1) In the 2018 update 2, Pardiso, MKLD-2776 Improved the performance of Intel MKL Pardiso routine in the case of multiple RHS and linking with Intel® Threaded Building Blocks (Intel® TBB) threading layer. Will it make Pardiso work together with TBB?

2) How do I "switch the TBB as NO", on the fly, and then turn it back on after Pardiso solve? Would you mind sharing your code with us? Our TBB threads have lots of cached data and it took quite some time to set up and release... Is it possible to turn on and off the TBB threading without destructing the thread, efficiently? I tried to put

tbb::task_scheduler_init* tbbs = new tbb::task_scheduler_init(1);

in front of omp_set_num_threads(NT), unfortunately, it did not change a thing.

I am pretty sure that back in 2015, TBB and Pardiso worked fairly seamlessly since we have been using the DOMAIN_PARDISO back then and was able to report decent parallel efficiency. Something must have changed in the past years...

Ying_H_Intel · ‎10-21-2018

Hi Yuan ,

Just update , MKL release a new version: 2019. You are welcomed to try this version.

About the performance issues. i recalled we discuss it. copy here for other's reference.

Best Regards,
Ying

If slightly rewrite the code to measure solving step only (initially you measure additional calls in algorithm) i got following numbers:

Pardiso.solve takes: 0.0697835851 s to run on 4 threads.
Pardiso scaling 1.0000000226 1 threads
Pardiso scaling 1.1120671299 2 threads
Pardiso scaling 1.1797417078 4 threads
make: warning: Clock skew detected. Your build may be incomplete.
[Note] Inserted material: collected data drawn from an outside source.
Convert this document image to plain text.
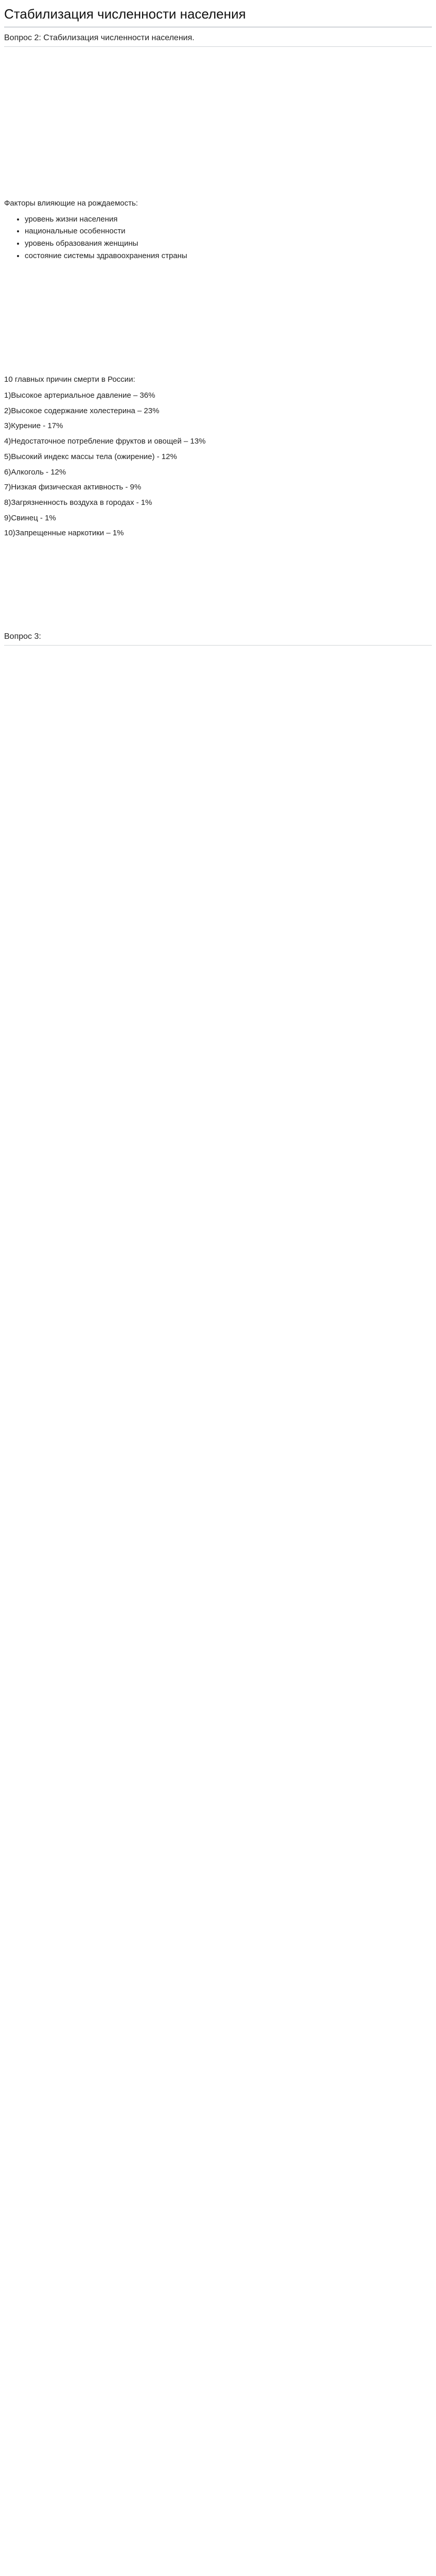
Стабилизация численности населения
Вопрос 2: Стабилизация численности населения.

Факторы влияющие на рождаемость:

• уровень жизни населения
• национальные особенности
• уровень образования женщины
• состояние системы здравоохранения страны

10 главных причин смерти в России:

1)Высокое артериальное давление – 36%

2)Высокое содержание холестерина – 23%

3)Курение - 17%

4)Недостаточное потребление фруктов и овощей – 13%

5)Высокий индекс массы тела (ожирение) - 12%

6)Алкоголь - 12%

7)Низкая физическая активность - 9%

8)Загрязненность воздуха в городах - 1%

9)Свинец - 1%

10)Запрещенные наркотики – 1%

Вопрос 3:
As one can see there is no negative scaling. Taking into account that matrix is small and have huge number of nonzero in factors (more than 3%) I think that this is not an issue but expected behavior.

Gennady_F_Intel · ‎03-19-2019

Yuan, have you had a chance to check if this problem exists with the latest version 2019.3?